Alas, the necessary defeat in Congress of Bailout Mark 1 was followed by Bailout Mark 2, purchased from politicians at the cost of a wholly unjustified $120 billion in additional pork barrel tax benefits.
The wiser approach, now adopted by the Treasury, but long advocated by economists and privately favored by Fed Chief Bernanke, according to the New York Times, has been for the government to invest in preferred stock in banks. This stock, convertible into common stocks if the companies later do well, is a much better deal for the taxpayer and assigns the sifting of the toxic assets to the system that created them.
What next?
Here are some proposals:
1. We must have a quick and efficient way to sustain more banks with capital injections, not just the major banks, using appropriate information gathered by bank supervisors.
2. We need to expand the definition of banks to extend appropriate regulatory regimes to the shadow banking system.
3. We will have to oblige the newly defined banking system to build up equity capital when their lending is expanding, for financial busts too often follow credit booms.
4. We must establish a standard for risk management and risk assessment covering mortgages, derivatives, debt, and even equity and especially on new financial instruments.

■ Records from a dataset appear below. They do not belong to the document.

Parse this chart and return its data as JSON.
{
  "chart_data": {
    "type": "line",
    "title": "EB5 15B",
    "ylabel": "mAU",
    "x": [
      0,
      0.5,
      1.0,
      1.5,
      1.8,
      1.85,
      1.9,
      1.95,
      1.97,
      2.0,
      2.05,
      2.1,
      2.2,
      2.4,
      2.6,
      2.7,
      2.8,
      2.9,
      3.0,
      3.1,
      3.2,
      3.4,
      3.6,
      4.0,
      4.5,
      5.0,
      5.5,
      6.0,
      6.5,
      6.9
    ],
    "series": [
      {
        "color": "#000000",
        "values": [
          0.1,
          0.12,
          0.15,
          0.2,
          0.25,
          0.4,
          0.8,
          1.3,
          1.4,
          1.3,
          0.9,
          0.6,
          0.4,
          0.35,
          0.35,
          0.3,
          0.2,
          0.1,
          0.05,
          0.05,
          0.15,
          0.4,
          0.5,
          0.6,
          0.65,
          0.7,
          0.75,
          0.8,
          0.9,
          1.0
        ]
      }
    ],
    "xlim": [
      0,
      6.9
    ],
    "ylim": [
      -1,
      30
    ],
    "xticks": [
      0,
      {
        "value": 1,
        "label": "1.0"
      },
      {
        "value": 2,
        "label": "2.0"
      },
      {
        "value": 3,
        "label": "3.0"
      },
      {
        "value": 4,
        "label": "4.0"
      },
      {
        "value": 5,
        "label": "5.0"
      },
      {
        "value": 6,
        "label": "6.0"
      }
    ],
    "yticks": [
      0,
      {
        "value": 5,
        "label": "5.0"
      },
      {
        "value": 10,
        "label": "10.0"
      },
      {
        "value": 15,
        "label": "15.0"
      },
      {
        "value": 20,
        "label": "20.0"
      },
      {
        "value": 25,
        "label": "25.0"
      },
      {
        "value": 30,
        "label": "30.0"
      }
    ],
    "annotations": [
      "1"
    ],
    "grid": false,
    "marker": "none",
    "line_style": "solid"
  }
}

5. The Fed will have to continue to guarantee interbank borrowing by banks eligible for recapitalization to reactivate the interbank lending market and reduce abnormally high rates of interest on loans that float above the LIBOR interbank rate.

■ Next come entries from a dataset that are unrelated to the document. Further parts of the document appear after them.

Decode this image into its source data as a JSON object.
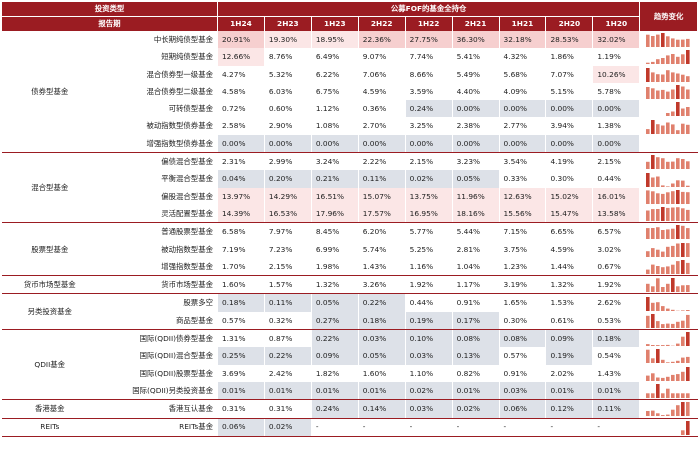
{
  "header": {
    "col1_label": "投资类型",
    "group_label": "公募FOF的基金全持仓",
    "row_label": "报告期",
    "trend_label": "趋势变化",
    "periods": [
      "1H24",
      "2H23",
      "1H23",
      "2H22",
      "1H22",
      "2H21",
      "1H21",
      "2H20",
      "1H20"
    ]
  },
  "colors": {
    "header_bg": "#9b1c22",
    "bar": "#e0806d",
    "bar_peak": "#c0392b",
    "cell_grey": "#dde1e8",
    "cell_pink_light": "#fbe6e6",
    "cell_pink_mid": "#f6cfcf"
  },
  "groups": [
    {
      "name": "债券型基金",
      "rows": [
        {
          "name": "中长期纯债型基金",
          "values": [
            "20.91%",
            "19.30%",
            "18.95%",
            "22.36%",
            "27.75%",
            "36.30%",
            "32.18%",
            "28.53%",
            "32.02%"
          ],
          "numbers": [
            20.91,
            19.3,
            18.95,
            22.36,
            27.75,
            36.3,
            32.18,
            28.53,
            32.02
          ]
        },
        {
          "name": "短期纯债型基金",
          "values": [
            "12.66%",
            "8.76%",
            "6.49%",
            "9.07%",
            "7.74%",
            "5.41%",
            "4.32%",
            "1.86%",
            "1.19%"
          ],
          "numbers": [
            12.66,
            8.76,
            6.49,
            9.07,
            7.74,
            5.41,
            4.32,
            1.86,
            1.19
          ]
        },
        {
          "name": "混合债券型一级基金",
          "values": [
            "4.27%",
            "5.32%",
            "6.22%",
            "7.06%",
            "8.66%",
            "5.49%",
            "5.68%",
            "7.07%",
            "10.26%"
          ],
          "numbers": [
            4.27,
            5.32,
            6.22,
            7.06,
            8.66,
            5.49,
            5.68,
            7.07,
            10.26
          ]
        },
        {
          "name": "混合债券型二级基金",
          "values": [
            "4.58%",
            "6.03%",
            "6.75%",
            "4.59%",
            "3.59%",
            "4.40%",
            "4.09%",
            "5.15%",
            "5.78%"
          ],
          "numbers": [
            4.58,
            6.03,
            6.75,
            4.59,
            3.59,
            4.4,
            4.09,
            5.15,
            5.78
          ]
        },
        {
          "name": "可转债型基金",
          "values": [
            "0.72%",
            "0.60%",
            "1.12%",
            "0.36%",
            "0.24%",
            "0.00%",
            "0.00%",
            "0.00%",
            "0.00%"
          ],
          "numbers": [
            0.72,
            0.6,
            1.12,
            0.36,
            0.24,
            0.0,
            0.0,
            0.0,
            0.0
          ]
        },
        {
          "name": "被动指数型债券基金",
          "values": [
            "2.58%",
            "2.90%",
            "1.08%",
            "2.70%",
            "3.25%",
            "2.38%",
            "2.77%",
            "3.94%",
            "1.38%"
          ],
          "numbers": [
            2.58,
            2.9,
            1.08,
            2.7,
            3.25,
            2.38,
            2.77,
            3.94,
            1.38
          ]
        },
        {
          "name": "增强指数型债券基金",
          "values": [
            "0.00%",
            "0.00%",
            "0.00%",
            "0.00%",
            "0.00%",
            "0.00%",
            "0.00%",
            "0.00%",
            "0.00%"
          ],
          "numbers": [
            0,
            0,
            0,
            0,
            0,
            0,
            0,
            0,
            0
          ]
        }
      ]
    },
    {
      "name": "混合型基金",
      "rows": [
        {
          "name": "偏债混合型基金",
          "values": [
            "2.31%",
            "2.99%",
            "3.24%",
            "2.22%",
            "2.15%",
            "3.23%",
            "3.54%",
            "4.19%",
            "2.15%"
          ],
          "numbers": [
            2.31,
            2.99,
            3.24,
            2.22,
            2.15,
            3.23,
            3.54,
            4.19,
            2.15
          ]
        },
        {
          "name": "平衡混合型基金",
          "values": [
            "0.04%",
            "0.20%",
            "0.21%",
            "0.11%",
            "0.02%",
            "0.05%",
            "0.33%",
            "0.30%",
            "0.44%"
          ],
          "numbers": [
            0.04,
            0.2,
            0.21,
            0.11,
            0.02,
            0.05,
            0.33,
            0.3,
            0.44
          ]
        },
        {
          "name": "偏股混合型基金",
          "values": [
            "13.97%",
            "14.29%",
            "16.51%",
            "15.07%",
            "13.75%",
            "11.96%",
            "12.63%",
            "15.02%",
            "16.01%"
          ],
          "numbers": [
            13.97,
            14.29,
            16.51,
            15.07,
            13.75,
            11.96,
            12.63,
            15.02,
            16.01
          ]
        },
        {
          "name": "灵活配置型基金",
          "values": [
            "14.39%",
            "16.53%",
            "17.96%",
            "17.57%",
            "16.95%",
            "18.16%",
            "15.56%",
            "15.47%",
            "13.58%"
          ],
          "numbers": [
            14.39,
            16.53,
            17.96,
            17.57,
            16.95,
            18.16,
            15.56,
            15.47,
            13.58
          ]
        }
      ]
    },
    {
      "name": "股票型基金",
      "rows": [
        {
          "name": "普通股票型基金",
          "values": [
            "6.58%",
            "7.97%",
            "8.45%",
            "6.20%",
            "5.77%",
            "5.44%",
            "7.15%",
            "6.65%",
            "6.57%"
          ],
          "numbers": [
            6.58,
            7.97,
            8.45,
            6.2,
            5.77,
            5.44,
            7.15,
            6.65,
            6.57
          ]
        },
        {
          "name": "被动指数型基金",
          "values": [
            "7.19%",
            "7.23%",
            "6.99%",
            "5.74%",
            "5.25%",
            "2.81%",
            "3.75%",
            "4.59%",
            "3.02%"
          ],
          "numbers": [
            7.19,
            7.23,
            6.99,
            5.74,
            5.25,
            2.81,
            3.75,
            4.59,
            3.02
          ]
        },
        {
          "name": "增强指数型基金",
          "values": [
            "1.70%",
            "2.15%",
            "1.98%",
            "1.43%",
            "1.16%",
            "1.04%",
            "1.23%",
            "1.44%",
            "0.67%"
          ],
          "numbers": [
            1.7,
            2.15,
            1.98,
            1.43,
            1.16,
            1.04,
            1.23,
            1.44,
            0.67
          ]
        }
      ]
    },
    {
      "name": "货币市场型基金",
      "rows": [
        {
          "name": "货币市场型基金",
          "values": [
            "1.60%",
            "1.57%",
            "1.32%",
            "3.26%",
            "1.92%",
            "1.17%",
            "3.19%",
            "1.32%",
            "1.92%"
          ],
          "numbers": [
            1.6,
            1.57,
            1.32,
            3.26,
            1.92,
            1.17,
            3.19,
            1.32,
            1.92
          ]
        }
      ]
    },
    {
      "name": "另类投资基金",
      "rows": [
        {
          "name": "股票多空",
          "values": [
            "0.18%",
            "0.11%",
            "0.05%",
            "0.22%",
            "0.44%",
            "0.91%",
            "1.65%",
            "1.53%",
            "2.62%"
          ],
          "numbers": [
            0.18,
            0.11,
            0.05,
            0.22,
            0.44,
            0.91,
            1.65,
            1.53,
            2.62
          ]
        },
        {
          "name": "商品型基金",
          "values": [
            "0.57%",
            "0.32%",
            "0.27%",
            "0.18%",
            "0.19%",
            "0.17%",
            "0.30%",
            "0.61%",
            "0.53%"
          ],
          "numbers": [
            0.57,
            0.32,
            0.27,
            0.18,
            0.19,
            0.17,
            0.3,
            0.61,
            0.53
          ]
        }
      ]
    },
    {
      "name": "QDII基金",
      "rows": [
        {
          "name": "国际(QDII)债券型基金",
          "values": [
            "1.31%",
            "0.87%",
            "0.22%",
            "0.03%",
            "0.10%",
            "0.08%",
            "0.08%",
            "0.09%",
            "0.18%"
          ],
          "numbers": [
            1.31,
            0.87,
            0.22,
            0.03,
            0.1,
            0.08,
            0.08,
            0.09,
            0.18
          ]
        },
        {
          "name": "国际(QDII)混合型基金",
          "values": [
            "0.25%",
            "0.22%",
            "0.09%",
            "0.05%",
            "0.03%",
            "0.13%",
            "0.57%",
            "0.19%",
            "0.54%"
          ],
          "numbers": [
            0.25,
            0.22,
            0.09,
            0.05,
            0.03,
            0.13,
            0.57,
            0.19,
            0.54
          ]
        },
        {
          "name": "国际(QDII)股票型基金",
          "values": [
            "3.69%",
            "2.42%",
            "1.82%",
            "1.60%",
            "1.10%",
            "0.82%",
            "0.91%",
            "2.02%",
            "1.43%"
          ],
          "numbers": [
            3.69,
            2.42,
            1.82,
            1.6,
            1.1,
            0.82,
            0.91,
            2.02,
            1.43
          ]
        },
        {
          "name": "国际(QDII)另类投资基金",
          "values": [
            "0.01%",
            "0.01%",
            "0.01%",
            "0.01%",
            "0.02%",
            "0.01%",
            "0.03%",
            "0.01%",
            "0.01%"
          ],
          "numbers": [
            0.01,
            0.01,
            0.01,
            0.01,
            0.02,
            0.01,
            0.03,
            0.01,
            0.01
          ]
        }
      ]
    },
    {
      "name": "香港基金",
      "rows": [
        {
          "name": "香港互认基金",
          "values": [
            "0.31%",
            "0.31%",
            "0.24%",
            "0.14%",
            "0.03%",
            "0.02%",
            "0.06%",
            "0.12%",
            "0.11%"
          ],
          "numbers": [
            0.31,
            0.31,
            0.24,
            0.14,
            0.03,
            0.02,
            0.06,
            0.12,
            0.11
          ]
        }
      ]
    },
    {
      "name": "REITs",
      "rows": [
        {
          "name": "REITs基金",
          "values": [
            "0.06%",
            "0.02%",
            "-",
            "-",
            "-",
            "-",
            "-",
            "-",
            "-"
          ],
          "numbers": [
            0.06,
            0.02,
            0,
            0,
            0,
            0,
            0,
            0,
            0
          ]
        }
      ]
    }
  ]
}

6. If there is to be a fiscal stimulus program, it should be primarily in infrastructure and not on tax cuts: these tend to be saved and not spent (and Obama's are more of a new entitlement program to people who don't pay any tax at all)
The danger is that politicians, who have little understanding of the financial world, may draw the wrong conclusions from Wall Street follies and make the wrong decisions, as they try to revive our financial system.
We must get this right. The new administration must draft the best of our national talent into shaping and administering these new policies. Otherwise the recession will not be U-shaped and relatively short. It will be L-shaped and extend for many unnecessary years.